BenV's notes

Yesterday evening I was curiously looking at some tcpdump traffic that went through our dom0 of Xenbro. There seemed to be a ton of weird DNS requests. And with weird I mean spamlike domains, like familiesfirstmedical.com. After wondering for a bit I realized they were coming from our service domU that runs mail for the junerules.com domain.
I logged in and was surprised to see more than 50 active connections busy trying to deliver mostly spam to us. Fortunately I have some anti spam things enabled like spamassassin and reverse DNS checking (which is where the DNS requests came from) and some more things using Spamdyke. However, checking the maillog I noticed that there were over 300000 denied connections from a day earlier! Time to become a bit more agressive in getting rid of zombie machines trying to spam us.

As a side story, since we moved our junerules.com domain from our very kind previous host to our own Xenbro machine, the amount of spam we receive plummeted. Apparently not because they stopped spamming on the domain though. I’m sure our previous host is glad he doesn’t have to deal with all the attention and traffic anymore :).
The main reason for this spam drop seems to be spamdyke. I’m sure you have your own opinion about how nice or acceptable it is to run graylisting and reverse DNS checking and all that, but my opinion is that if you have a badly configured mailserver (read: windows zombie machine) you can die in a fire for all I care. Fix your mailserver and then I’ll accept your mail.
Too bad for the few properly configured mailservers out there that now have to try twice to get through the graylisting…. then again, it’s a small price to pay.

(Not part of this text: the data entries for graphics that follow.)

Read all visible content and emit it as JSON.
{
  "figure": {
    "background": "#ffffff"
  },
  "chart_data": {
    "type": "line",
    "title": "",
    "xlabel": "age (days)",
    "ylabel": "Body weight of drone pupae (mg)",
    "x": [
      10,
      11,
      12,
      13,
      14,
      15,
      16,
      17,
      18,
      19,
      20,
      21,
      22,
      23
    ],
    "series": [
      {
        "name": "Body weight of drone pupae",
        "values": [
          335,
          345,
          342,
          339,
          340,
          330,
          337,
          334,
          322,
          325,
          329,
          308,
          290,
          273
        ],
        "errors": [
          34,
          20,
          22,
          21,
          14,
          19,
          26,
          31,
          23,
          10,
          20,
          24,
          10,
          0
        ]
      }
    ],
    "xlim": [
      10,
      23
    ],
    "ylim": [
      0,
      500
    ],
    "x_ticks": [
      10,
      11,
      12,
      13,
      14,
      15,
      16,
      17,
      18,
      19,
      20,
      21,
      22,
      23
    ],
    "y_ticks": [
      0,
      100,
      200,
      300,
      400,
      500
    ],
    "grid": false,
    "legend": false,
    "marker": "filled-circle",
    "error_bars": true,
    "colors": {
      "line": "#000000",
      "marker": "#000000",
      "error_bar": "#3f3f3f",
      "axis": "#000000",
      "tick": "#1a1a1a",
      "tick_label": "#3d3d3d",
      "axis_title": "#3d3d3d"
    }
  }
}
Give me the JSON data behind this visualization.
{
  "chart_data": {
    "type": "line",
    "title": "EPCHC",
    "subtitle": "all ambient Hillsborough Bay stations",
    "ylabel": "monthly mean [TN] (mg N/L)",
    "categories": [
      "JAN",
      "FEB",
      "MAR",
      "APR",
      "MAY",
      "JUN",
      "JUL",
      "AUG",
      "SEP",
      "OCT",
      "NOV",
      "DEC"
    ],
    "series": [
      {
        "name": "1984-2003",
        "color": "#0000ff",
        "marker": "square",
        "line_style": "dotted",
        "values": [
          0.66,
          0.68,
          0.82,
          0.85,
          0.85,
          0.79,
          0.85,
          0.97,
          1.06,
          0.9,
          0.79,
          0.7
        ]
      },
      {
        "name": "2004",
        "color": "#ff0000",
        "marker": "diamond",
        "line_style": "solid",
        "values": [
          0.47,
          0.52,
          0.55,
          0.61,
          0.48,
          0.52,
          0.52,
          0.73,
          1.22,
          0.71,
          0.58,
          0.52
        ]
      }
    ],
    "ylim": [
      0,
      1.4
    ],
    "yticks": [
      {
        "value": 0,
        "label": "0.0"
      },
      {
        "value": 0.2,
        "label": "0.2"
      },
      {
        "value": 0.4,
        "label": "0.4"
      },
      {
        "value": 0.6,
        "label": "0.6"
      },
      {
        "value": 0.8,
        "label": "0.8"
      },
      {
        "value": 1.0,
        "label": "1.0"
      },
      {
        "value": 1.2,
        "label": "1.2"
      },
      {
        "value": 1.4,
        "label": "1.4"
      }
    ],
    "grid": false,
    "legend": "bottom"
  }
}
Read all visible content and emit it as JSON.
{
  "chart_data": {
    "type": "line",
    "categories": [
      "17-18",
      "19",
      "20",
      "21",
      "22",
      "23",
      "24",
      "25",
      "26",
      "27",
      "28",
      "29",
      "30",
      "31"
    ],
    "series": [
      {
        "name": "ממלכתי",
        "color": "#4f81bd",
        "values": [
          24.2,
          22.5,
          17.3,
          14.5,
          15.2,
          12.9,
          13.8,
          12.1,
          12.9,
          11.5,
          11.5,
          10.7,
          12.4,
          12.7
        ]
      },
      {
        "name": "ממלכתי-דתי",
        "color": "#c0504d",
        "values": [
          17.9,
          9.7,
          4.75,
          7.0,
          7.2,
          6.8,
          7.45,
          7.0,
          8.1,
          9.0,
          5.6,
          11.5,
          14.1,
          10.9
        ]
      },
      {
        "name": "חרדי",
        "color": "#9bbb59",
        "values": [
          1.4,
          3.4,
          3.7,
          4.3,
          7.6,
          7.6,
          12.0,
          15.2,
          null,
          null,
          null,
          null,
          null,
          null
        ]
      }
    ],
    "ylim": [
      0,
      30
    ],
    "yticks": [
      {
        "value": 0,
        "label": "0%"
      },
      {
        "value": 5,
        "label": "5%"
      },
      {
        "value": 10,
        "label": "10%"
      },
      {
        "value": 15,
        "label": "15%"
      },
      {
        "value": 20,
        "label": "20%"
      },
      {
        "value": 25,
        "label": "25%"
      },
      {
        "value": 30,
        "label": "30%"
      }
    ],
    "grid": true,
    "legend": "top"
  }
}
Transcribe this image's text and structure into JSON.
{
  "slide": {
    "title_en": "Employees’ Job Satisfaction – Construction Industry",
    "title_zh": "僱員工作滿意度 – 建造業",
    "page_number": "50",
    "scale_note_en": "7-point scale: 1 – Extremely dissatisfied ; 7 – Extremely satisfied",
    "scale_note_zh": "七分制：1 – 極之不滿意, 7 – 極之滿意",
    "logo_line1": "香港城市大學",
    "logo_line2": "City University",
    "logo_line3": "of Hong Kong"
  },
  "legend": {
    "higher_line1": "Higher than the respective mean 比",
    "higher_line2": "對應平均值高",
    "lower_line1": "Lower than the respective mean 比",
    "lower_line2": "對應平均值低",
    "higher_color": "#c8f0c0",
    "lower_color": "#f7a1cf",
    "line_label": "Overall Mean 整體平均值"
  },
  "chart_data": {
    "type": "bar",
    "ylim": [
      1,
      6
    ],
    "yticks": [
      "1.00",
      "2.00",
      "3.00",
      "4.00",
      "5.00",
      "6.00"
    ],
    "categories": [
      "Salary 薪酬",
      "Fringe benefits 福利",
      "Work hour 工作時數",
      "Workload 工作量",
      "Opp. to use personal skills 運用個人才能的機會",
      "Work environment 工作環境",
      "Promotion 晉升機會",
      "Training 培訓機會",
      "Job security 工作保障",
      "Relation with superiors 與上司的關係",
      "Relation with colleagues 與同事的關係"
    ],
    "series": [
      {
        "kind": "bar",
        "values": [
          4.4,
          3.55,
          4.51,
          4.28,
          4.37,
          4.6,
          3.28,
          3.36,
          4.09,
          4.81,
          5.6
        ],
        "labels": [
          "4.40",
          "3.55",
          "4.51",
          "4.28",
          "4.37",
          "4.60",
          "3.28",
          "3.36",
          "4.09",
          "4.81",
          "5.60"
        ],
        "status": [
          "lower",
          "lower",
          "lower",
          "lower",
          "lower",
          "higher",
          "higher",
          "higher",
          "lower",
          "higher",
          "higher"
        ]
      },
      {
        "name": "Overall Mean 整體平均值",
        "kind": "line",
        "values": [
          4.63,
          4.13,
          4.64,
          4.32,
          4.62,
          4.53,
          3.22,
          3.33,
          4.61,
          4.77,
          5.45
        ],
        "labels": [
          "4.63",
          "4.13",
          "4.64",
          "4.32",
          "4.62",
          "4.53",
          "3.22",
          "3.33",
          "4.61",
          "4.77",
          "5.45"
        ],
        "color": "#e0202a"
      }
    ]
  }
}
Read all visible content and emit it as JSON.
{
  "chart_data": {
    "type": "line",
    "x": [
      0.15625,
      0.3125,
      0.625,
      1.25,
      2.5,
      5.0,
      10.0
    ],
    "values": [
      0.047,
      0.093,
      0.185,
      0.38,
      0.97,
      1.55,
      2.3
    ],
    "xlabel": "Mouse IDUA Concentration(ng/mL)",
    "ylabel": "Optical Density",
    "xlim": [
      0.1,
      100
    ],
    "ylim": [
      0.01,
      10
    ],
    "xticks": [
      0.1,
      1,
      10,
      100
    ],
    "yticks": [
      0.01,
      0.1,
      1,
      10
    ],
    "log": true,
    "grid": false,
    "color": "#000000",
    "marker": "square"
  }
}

Anyway, to get rid of assholes trying to bruteforce their way into my ssh daemon I run fail2ban, which lets you try to get in a few times and then blocks your IP for a week. That’s how much I like them. So I decided to add a new filter to fail2ban, which gets rid of asshole mailservers that will fail their next attempts anyway. Those are the mailservers that spamdyke denies with the following errors:

• DENIED_RDNS_MISSING – in other words, the mailserver doesn’t have a reverse DNS entry. You can’t be serious, that has to be a zombie.
• DENIED_IP_IN_CC_RDNS – means the mailserver probably has a dynamic IP address from their local ISP. Mostly zombies. Sorry for the 2 mailservers our there that are legitimate that mail like this. I’ll whitelist you whenever I see complaints.
• DENIED_RDNS_RESOLVE – means the reverse DNS does not resolve to the IP address it connected from. Get lost. However, this one should be used with care, because if the DNS resolver fails for whatever reason spamdyke will also issue this. So make a real good consideration if you want to use this in the fail2ban filter.

Since above failures will keep coming back if they retry, I block these asshole servers for a week.
Here’s my /etc/fail2ban/filter.d/spamdyke.conf:
[Download not found]

Simply put it in /etc/fail2ban/filter.d and edit /etc/fail2ban/jail.local and add something like this:

[spamdyke-rdns]
enabled = true
filter = spamdyke
action = iptables-allports[name=SPAM, protocol=all]
logpath = /var/log/maillog
maxretry = 2
bantime = 604800

Then reload fail2ban:

# fail2ban-client reload

After enabling it about 12 hours ago, this is the result:

root@service# fail2ban-client status spamdyke-rdns
Status for the jail: spamdyke-rdns
|- filter
| |- File list: /var/log/maillog
| |- Currently failed: 72
| `- Total failed: 10065
`- action
|- Currently banned: 1987
|- too many to list
`- Total banned: 1987

Simply amazing. We’ll end up blocking half the internet. Oh well, it’s only the bad part of internet anyway.